How to Route Logs to Cloud Storage, or S3, with Vector

1 2 3 4 5 6

Let's update our configuration to also send logs to a cloud storage layer. We'll use Google Cloud Storage in this demo, but there are many alternative storage layers we can use as a sink.

Update the Config

To handle this, we'll add another sink to our configuration that can send the events to Google Cloud Storage. We'll call it gcloud. All the relevant details for our new gcloud component can be found on the (Vector docs](https://vector.dev/docs/reference/configuration/sinks/gcp_cloud_storage/).

[sources.in]
type = "stdin"

[transforms.parse]
inputs = [ "in"]
type = "remap"
source = '''
  .message = parse_json(.message) ?? {}
'''

[transforms.filtered]
inputs=["parse"]
type="filter"
condition = 'length(.message) > 0 ?? true'

[sinks.file]
inputs = ["filtered"]
type = "file"
compression = "none"
encoding.codec = "ndjson"
path = "/tmp/vector-%Y-%m-%d.log"

[sinks.out]
inputs = ["filtered"]
type = "console"
encoding.codec = "text"

[sinks.gcloud]
inputs = ["filtered"]
type = "gcp_cloud_storage"
bucket = "vector-demo-logs"
credentials_path = "credentials.json"
key_prefix = "date=%F/"
compression = "none"
encoding.codec = "ndjson"

[sinks.gcloud.buffer]
type = "memory"

There's a few things worth noting.

  1. Google Cloud requires that you pass a file with credentials as an authentication mechanism. That's configured in the credentials_path setting.
  2. We are going to be using the vector-demo-logs bucket. In this bucket we'll create a folder that contains a formatted date as defined in the key_prefix setting.
  3. These logs are going to be buffered.
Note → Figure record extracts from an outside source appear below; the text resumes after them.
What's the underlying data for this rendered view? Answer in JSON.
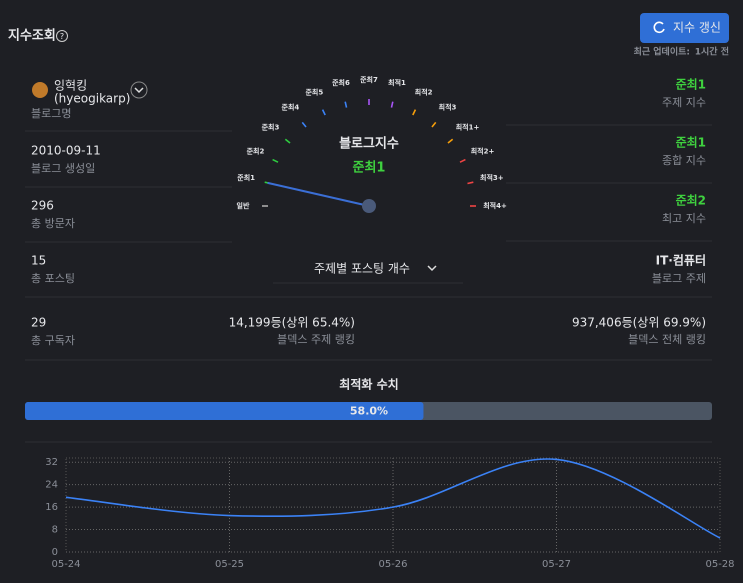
{
  "header": {
    "title": "지수조회",
    "button": "지수 갱신",
    "updated_label": "최근 업데이트:",
    "updated_value": "1시간 전"
  },
  "profile": {
    "name": "잉혁킹",
    "id": "(hyeogikarp)",
    "label": "블로그명"
  },
  "left_stats": [
    {
      "value": "2010-09-11",
      "label": "블로그 생성일"
    },
    {
      "value": "296",
      "label": "총 방문자"
    },
    {
      "value": "15",
      "label": "총 포스팅"
    },
    {
      "value": "29",
      "label": "총 구독자"
    }
  ],
  "right_stats": [
    {
      "value": "준최1",
      "label": "주제 지수"
    },
    {
      "value": "준최1",
      "label": "종합 지수"
    },
    {
      "value": "준최2",
      "label": "최고 지수"
    },
    {
      "value": "IT·컴퓨터",
      "label": "블로그 주제"
    }
  ],
  "gauge": {
    "title": "블로그지수",
    "value": "준최1",
    "levels": [
      {
        "name": "일반",
        "color": "#aaaaaa"
      },
      {
        "name": "준최1",
        "color": "#2ecc40"
      },
      {
        "name": "준최2",
        "color": "#2ecc40"
      },
      {
        "name": "준최3",
        "color": "#2ecc40"
      },
      {
        "name": "준최4",
        "color": "#3b82f6"
      },
      {
        "name": "준최5",
        "color": "#3b82f6"
      },
      {
        "name": "준최6",
        "color": "#3b82f6"
      },
      {
        "name": "준최7",
        "color": "#a855f7"
      },
      {
        "name": "최적1",
        "color": "#a855f7"
      },
      {
        "name": "최적2",
        "color": "#f59e0b"
      },
      {
        "name": "최적3",
        "color": "#f59e0b"
      },
      {
        "name": "최적1+",
        "color": "#f59e0b"
      },
      {
        "name": "최적2+",
        "color": "#ef4444"
      },
      {
        "name": "최적3+",
        "color": "#ef4444"
      },
      {
        "name": "최적4+",
        "color": "#ef4444"
      }
    ]
  },
  "dropdown": "주제별 포스팅 개수",
  "rankings": [
    {
      "value": "14,199등(상위 65.4%)",
      "label": "블덱스 주제 랭킹"
    },
    {
      "value": "937,406등(상위 69.9%)",
      "label": "블덱스 전체 랭킹"
    }
  ],
  "optimization": {
    "title": "최적화 수치",
    "value": 58.0,
    "value_label": "58.0%"
  },
  "chart_data": {
    "type": "line",
    "categories": [
      "05-24",
      "05-25",
      "05-26",
      "05-27",
      "05-28"
    ],
    "values": [
      19.5,
      13,
      16,
      33,
      5
    ],
    "color": "#3b82f6",
    "ylim": [
      0,
      33.5
    ],
    "yticks": [
      0,
      8,
      16,
      24,
      32
    ],
    "grid": true
  }
}
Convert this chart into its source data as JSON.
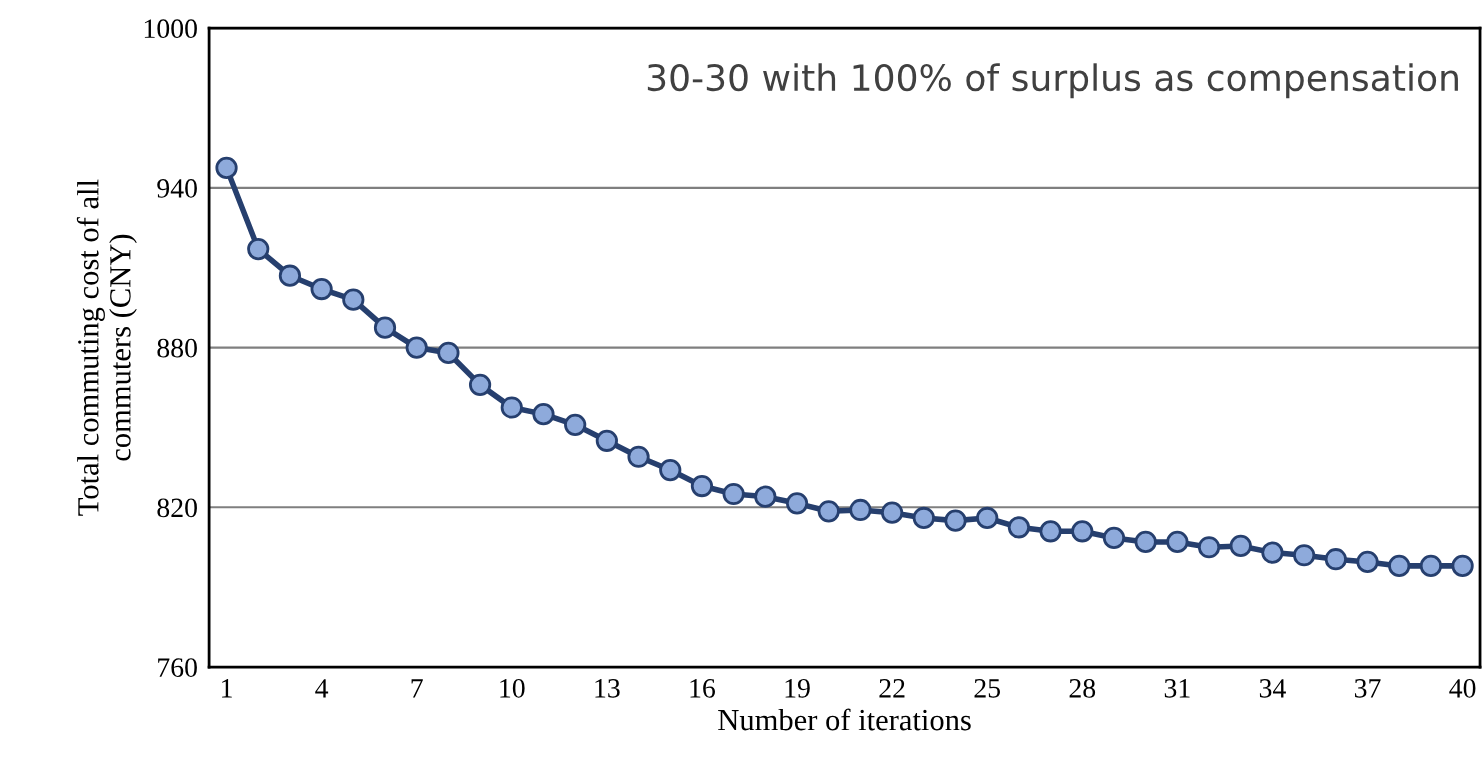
{
  "chart_data": {
    "type": "line",
    "xlabel": "Number of iterations",
    "ylabel": "Total commuting cost of all\ncommuters (CNY)",
    "annotations": [
      "30-30 with 100% of surplus as compensation"
    ],
    "x": [
      1,
      2,
      3,
      4,
      5,
      6,
      7,
      8,
      9,
      10,
      11,
      12,
      13,
      14,
      15,
      16,
      17,
      18,
      19,
      20,
      21,
      22,
      23,
      24,
      25,
      26,
      27,
      28,
      29,
      30,
      31,
      32,
      33,
      34,
      35,
      36,
      37,
      38,
      39,
      40
    ],
    "series": [
      {
        "color": "#263f6e",
        "values": [
          947.5,
          917,
          907,
          902,
          898,
          887.5,
          880,
          878,
          866,
          857.5,
          855,
          851,
          845,
          839,
          834,
          828,
          825,
          824,
          821.5,
          818.5,
          819,
          818,
          816,
          815,
          816,
          812.5,
          811,
          811,
          808.5,
          807,
          807,
          805,
          805.5,
          803,
          802,
          800.5,
          799.5,
          798,
          798,
          798
        ]
      }
    ],
    "xlim": [
      0.45,
      40.55
    ],
    "xticks": [
      1,
      4,
      7,
      10,
      13,
      16,
      19,
      22,
      25,
      28,
      31,
      34,
      37,
      40
    ],
    "ylim": [
      760,
      1000
    ],
    "yticks": [
      760,
      820,
      880,
      940,
      1000
    ],
    "grid": "y",
    "legend": false,
    "marker": "circle",
    "line_style": "solid"
  }
}
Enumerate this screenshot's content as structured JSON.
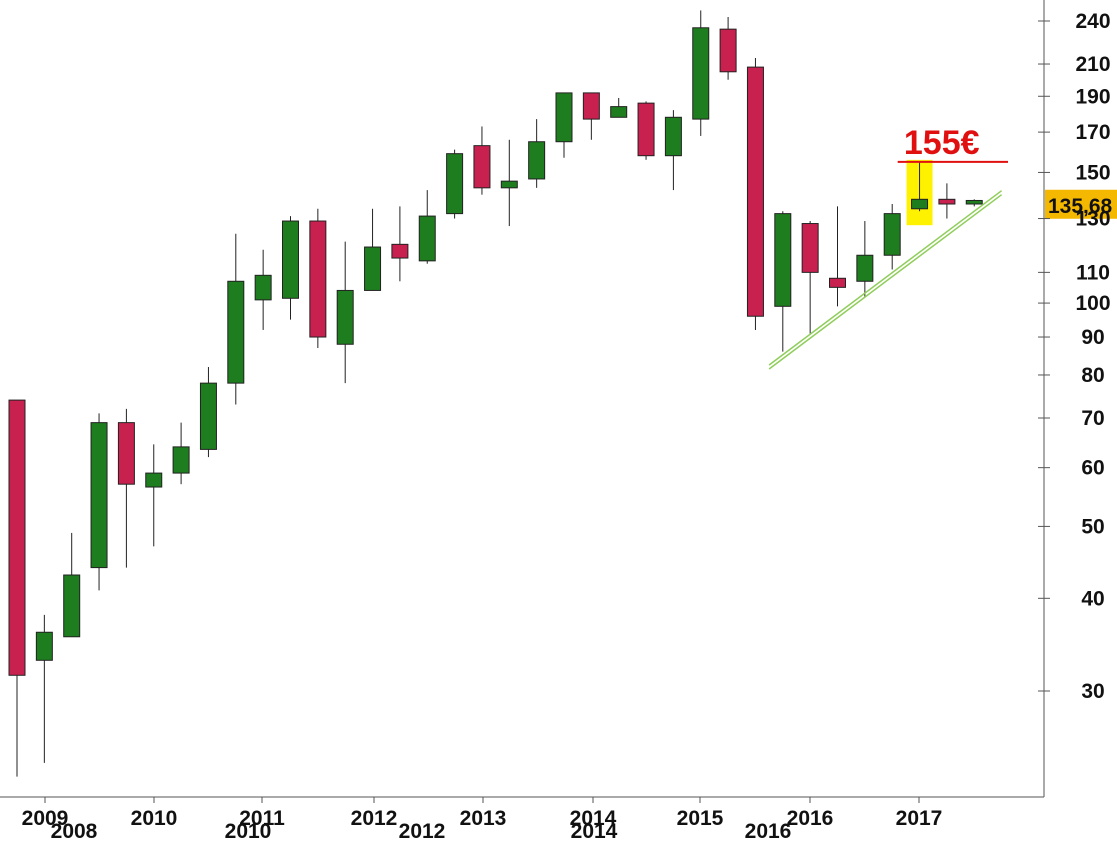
{
  "chart_data": {
    "type": "candlestick",
    "period": "monthly-quarters",
    "y_scale": "log",
    "ylim": [
      22,
      250
    ],
    "y_ticks": [
      240,
      210,
      190,
      170,
      150,
      130,
      110,
      100,
      90,
      80,
      70,
      60,
      50,
      40,
      30
    ],
    "x_labels": [
      "2009",
      "2010",
      "2011",
      "2012",
      "2013",
      "2014",
      "2015",
      "2016",
      "2017"
    ],
    "x_labels_ghost": [
      "2008",
      "2010",
      "2012",
      "2014",
      "2016"
    ],
    "colors": {
      "up": "#1e7d1e",
      "down": "#c8214f",
      "annotation": "#e01010",
      "highlight": "#fff200",
      "trendline": "#8fce5a",
      "price_tag": "#f5b800"
    },
    "candles": [
      {
        "open": 74,
        "high": 74,
        "low": 23,
        "close": 31.5
      },
      {
        "open": 33,
        "high": 38,
        "low": 24,
        "close": 36
      },
      {
        "open": 35.5,
        "high": 49,
        "low": 35.5,
        "close": 43
      },
      {
        "open": 44,
        "high": 71,
        "low": 41,
        "close": 69
      },
      {
        "open": 69,
        "high": 72,
        "low": 44,
        "close": 57
      },
      {
        "open": 56.5,
        "high": 64.5,
        "low": 47,
        "close": 59
      },
      {
        "open": 59,
        "high": 69,
        "low": 57,
        "close": 64
      },
      {
        "open": 63.5,
        "high": 82,
        "low": 62,
        "close": 78
      },
      {
        "open": 78,
        "high": 124,
        "low": 73,
        "close": 107
      },
      {
        "open": 101,
        "high": 118,
        "low": 92,
        "close": 109
      },
      {
        "open": 101.5,
        "high": 131,
        "low": 95,
        "close": 129
      },
      {
        "open": 129,
        "high": 134,
        "low": 87,
        "close": 90
      },
      {
        "open": 88,
        "high": 121,
        "low": 78,
        "close": 104
      },
      {
        "open": 104,
        "high": 134,
        "low": 104,
        "close": 119
      },
      {
        "open": 120,
        "high": 135,
        "low": 107,
        "close": 115
      },
      {
        "open": 114,
        "high": 142,
        "low": 113,
        "close": 131
      },
      {
        "open": 132,
        "high": 161,
        "low": 130,
        "close": 159
      },
      {
        "open": 163,
        "high": 173,
        "low": 140,
        "close": 143
      },
      {
        "open": 143,
        "high": 166,
        "low": 127,
        "close": 146
      },
      {
        "open": 147,
        "high": 177,
        "low": 143,
        "close": 165
      },
      {
        "open": 165,
        "high": 192,
        "low": 157,
        "close": 192
      },
      {
        "open": 192,
        "high": 192,
        "low": 166,
        "close": 177
      },
      {
        "open": 178,
        "high": 189,
        "low": 178,
        "close": 184
      },
      {
        "open": 186,
        "high": 187,
        "low": 156,
        "close": 158
      },
      {
        "open": 158,
        "high": 182,
        "low": 142,
        "close": 178
      },
      {
        "open": 177,
        "high": 248,
        "low": 168,
        "close": 235
      },
      {
        "open": 234,
        "high": 243,
        "low": 200,
        "close": 205
      },
      {
        "open": 208,
        "high": 214,
        "low": 92,
        "close": 96
      },
      {
        "open": 99,
        "high": 133,
        "low": 86,
        "close": 132
      },
      {
        "open": 128,
        "high": 129,
        "low": 91,
        "close": 110
      },
      {
        "open": 108,
        "high": 135,
        "low": 99,
        "close": 105
      },
      {
        "open": 107,
        "high": 129,
        "low": 102,
        "close": 116
      },
      {
        "open": 116,
        "high": 136,
        "low": 111,
        "close": 132
      },
      {
        "open": 134,
        "high": 155,
        "low": 133,
        "close": 138
      },
      {
        "open": 138,
        "high": 145,
        "low": 130,
        "close": 136
      },
      {
        "open": 136,
        "high": 138,
        "low": 135,
        "close": 137.5
      }
    ],
    "resistance": {
      "value": 155,
      "label": "155€"
    },
    "last_price": {
      "value": 135.68,
      "label": "135,68"
    },
    "trendline": {
      "from": {
        "index": 27.5,
        "value": 81.5
      },
      "to": {
        "index": 36,
        "value": 140
      }
    },
    "highlight_index": 33
  }
}
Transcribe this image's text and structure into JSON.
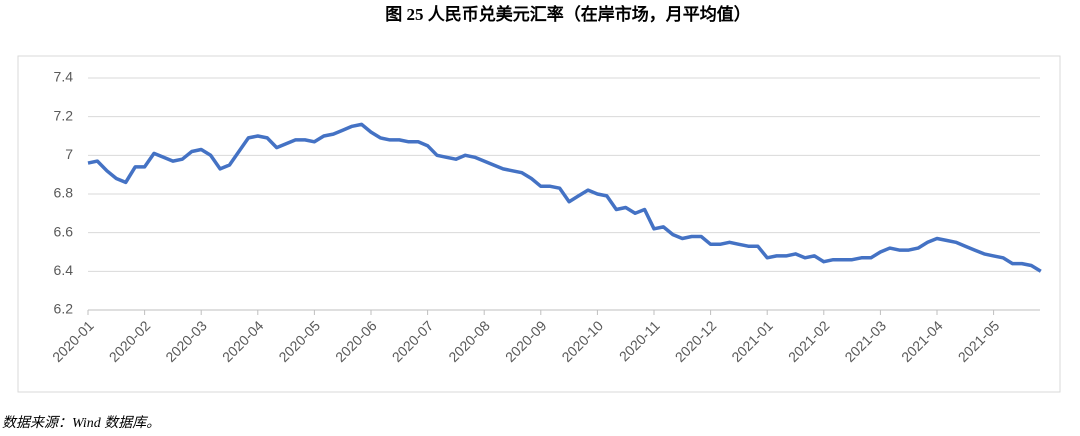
{
  "chart_data": {
    "type": "line",
    "title": "图 25  人民币兑美元汇率（在岸市场，月平均值）",
    "source": "数据来源：Wind 数据库。",
    "categories": [
      "2020-01",
      null,
      null,
      null,
      null,
      null,
      "2020-02",
      null,
      null,
      null,
      null,
      null,
      "2020-03",
      null,
      null,
      null,
      null,
      null,
      "2020-04",
      null,
      null,
      null,
      null,
      null,
      "2020-05",
      null,
      null,
      null,
      null,
      null,
      "2020-06",
      null,
      null,
      null,
      null,
      null,
      "2020-07",
      null,
      null,
      null,
      null,
      null,
      "2020-08",
      null,
      null,
      null,
      null,
      null,
      "2020-09",
      null,
      null,
      null,
      null,
      null,
      "2020-10",
      null,
      null,
      null,
      null,
      null,
      "2020-11",
      null,
      null,
      null,
      null,
      null,
      "2020-12",
      null,
      null,
      null,
      null,
      null,
      "2021-01",
      null,
      null,
      null,
      null,
      null,
      "2021-02",
      null,
      null,
      null,
      null,
      null,
      "2021-03",
      null,
      null,
      null,
      null,
      null,
      "2021-04",
      null,
      null,
      null,
      null,
      null,
      "2021-05",
      null,
      null,
      null,
      null,
      null
    ],
    "values": [
      6.96,
      6.97,
      6.92,
      6.88,
      6.86,
      6.94,
      6.94,
      7.01,
      6.99,
      6.97,
      6.98,
      7.02,
      7.03,
      7.0,
      6.93,
      6.95,
      7.02,
      7.09,
      7.1,
      7.09,
      7.04,
      7.06,
      7.08,
      7.08,
      7.07,
      7.1,
      7.11,
      7.13,
      7.15,
      7.16,
      7.12,
      7.09,
      7.08,
      7.08,
      7.07,
      7.07,
      7.05,
      7.0,
      6.99,
      6.98,
      7.0,
      6.99,
      6.97,
      6.95,
      6.93,
      6.92,
      6.91,
      6.88,
      6.84,
      6.84,
      6.83,
      6.76,
      6.79,
      6.82,
      6.8,
      6.79,
      6.72,
      6.73,
      6.7,
      6.72,
      6.62,
      6.63,
      6.59,
      6.57,
      6.58,
      6.58,
      6.54,
      6.54,
      6.55,
      6.54,
      6.53,
      6.53,
      6.47,
      6.48,
      6.48,
      6.49,
      6.47,
      6.48,
      6.45,
      6.46,
      6.46,
      6.46,
      6.47,
      6.47,
      6.5,
      6.52,
      6.51,
      6.51,
      6.52,
      6.55,
      6.57,
      6.56,
      6.55,
      6.53,
      6.51,
      6.49,
      6.48,
      6.47,
      6.44,
      6.44,
      6.43,
      6.4
    ],
    "color": "#4472c4",
    "ylim": [
      6.2,
      7.4
    ],
    "yticks": [
      6.2,
      6.4,
      6.6,
      6.8,
      7,
      7.2,
      7.4
    ],
    "grid": true
  }
}
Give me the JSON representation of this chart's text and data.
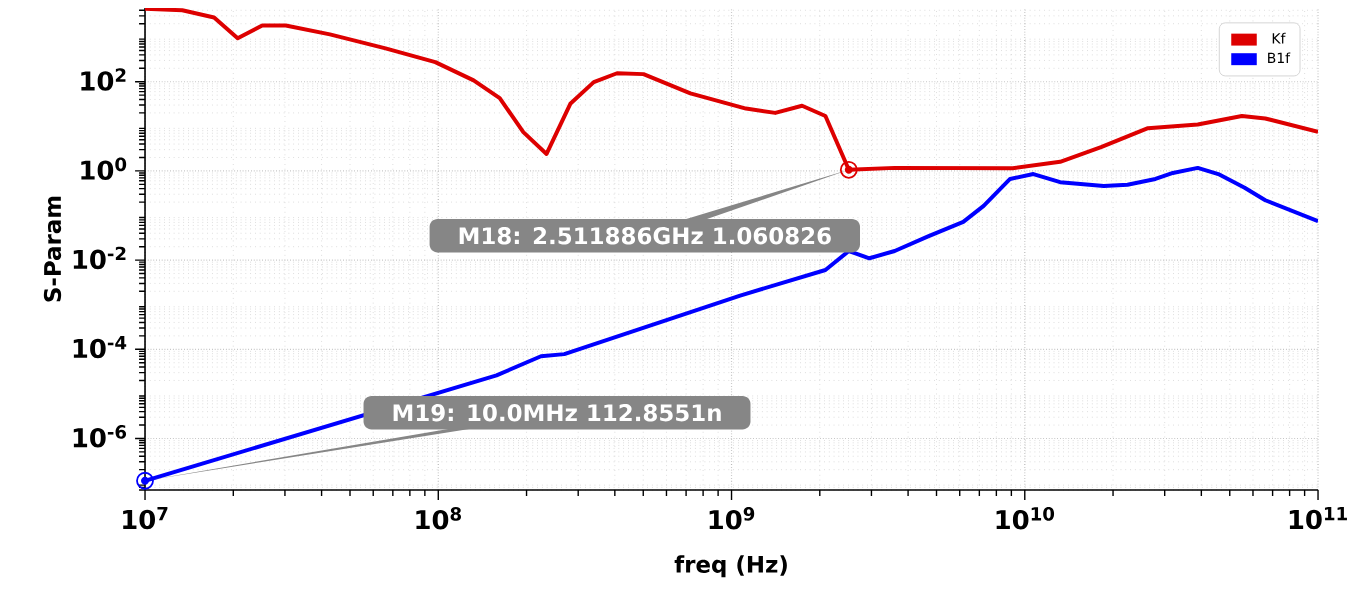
{
  "chart_data": {
    "type": "line",
    "xlabel": "freq (Hz)",
    "ylabel": "S-Param",
    "log": "xy",
    "xlim": [
      10000000,
      100000000000
    ],
    "ylim": [
      7e-08,
      4500
    ],
    "xticks": [
      {
        "value": 10000000,
        "label": "10$^{7}$"
      },
      {
        "value": 100000000,
        "label": "10$^{8}$"
      },
      {
        "value": 1000000000,
        "label": "10$^{9}$"
      },
      {
        "value": 10000000000,
        "label": "10$^{10}$"
      },
      {
        "value": 100000000000,
        "label": "10$^{11}$"
      }
    ],
    "yticks": [
      {
        "value": 1e-06,
        "label": "10$^{-6}$"
      },
      {
        "value": 0.0001,
        "label": "10$^{-4}$"
      },
      {
        "value": 0.01,
        "label": "10$^{-2}$"
      },
      {
        "value": 1,
        "label": "10$^{0}$"
      },
      {
        "value": 100,
        "label": "10$^{2}$"
      }
    ],
    "grid": true,
    "legend": "top right",
    "series": [
      {
        "name": "Kf",
        "color": "#dd0000",
        "x": [
          10000000,
          13400000,
          17200000,
          20700000,
          25100000,
          30200000,
          42700000,
          66100000,
          97700000,
          132000000,
          162000000,
          195000000,
          234000000,
          282000000,
          339000000,
          407000000,
          501000000,
          724000000,
          1120000000,
          1410000000,
          1740000000,
          2090000000,
          2511886000,
          3600000000,
          9100000000,
          13200000000,
          18200000000,
          26300000000,
          38900000000,
          55000000000,
          66100000000,
          100000000000
        ],
        "values": [
          4300,
          4000,
          2750,
          940,
          1830,
          1830,
          1150,
          560,
          275,
          107,
          43,
          7.4,
          2.4,
          32,
          98,
          155,
          148,
          55,
          25,
          20,
          29,
          17,
          1.060826,
          1.17,
          1.15,
          1.6,
          3.4,
          9.1,
          11,
          17,
          15,
          7.5
        ]
      },
      {
        "name": "B1f",
        "color": "#0000ff",
        "x": [
          10000000,
          158000000,
          224000000,
          269000000,
          1070000000,
          2090000000,
          2511886000,
          2950000000,
          3600000000,
          4680000000,
          6170000000,
          7240000000,
          8910000000,
          10700000000,
          13200000000,
          18600000000,
          22400000000,
          27900000000,
          32000000000,
          38900000000,
          45700000000,
          56200000000,
          66100000000,
          100000000000
        ],
        "values": [
          1.128551e-07,
          2.6e-05,
          7e-05,
          7.8e-05,
          0.0016,
          0.006,
          0.016,
          0.011,
          0.016,
          0.034,
          0.072,
          0.165,
          0.66,
          0.85,
          0.56,
          0.46,
          0.49,
          0.66,
          0.9,
          1.17,
          0.85,
          0.42,
          0.22,
          0.075
        ]
      }
    ],
    "annotations": [
      {
        "text": "M18: 2.511886GHz 1.060826",
        "x": 2511886000,
        "y": 1.060826
      },
      {
        "text": "M19: 10.0MHz 112.8551n",
        "x": 10000000,
        "y": 1.128551e-07
      }
    ]
  }
}
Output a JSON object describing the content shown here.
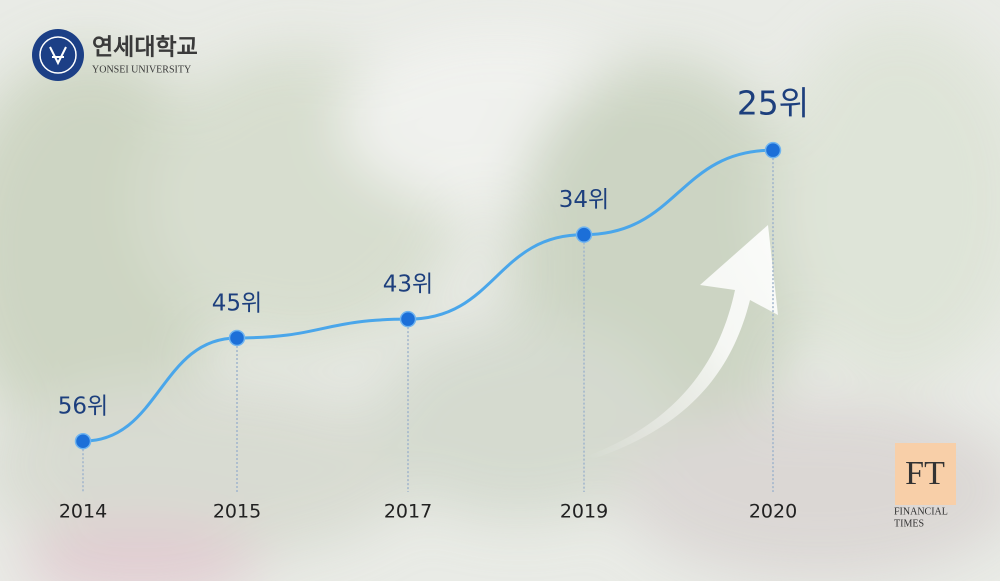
{
  "chart_data": {
    "type": "line",
    "categories": [
      "2014",
      "2015",
      "2017",
      "2019",
      "2020"
    ],
    "series": [
      {
        "color": "#4aa6ea",
        "values": [
          56,
          45,
          43,
          34,
          25
        ],
        "value_labels": [
          "56위",
          "45위",
          "43위",
          "34위",
          "25위"
        ]
      }
    ],
    "ylim": [
      58,
      22
    ],
    "marker_color": "#1c6fd8",
    "label_color": "#1d3f7d"
  },
  "university_logo": {
    "name": "연세대학교",
    "name_en": "YONSEI UNIVERSITY"
  },
  "source_logo": {
    "mark": "FT",
    "name_lines": [
      "FINANCIAL",
      "TIMES"
    ]
  }
}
The base setting assumes that data is batched per 5 minutes, assuming the buffer isn't full. More details on this mechanic can be found on the docs.

If you want to send the data to S3, you'll want to explore the sink documentation here.

Repeating the Experiment

If you'd like to repeat the experiment, you may be interested in using the watch command line tool to repeat the requests sent to the server.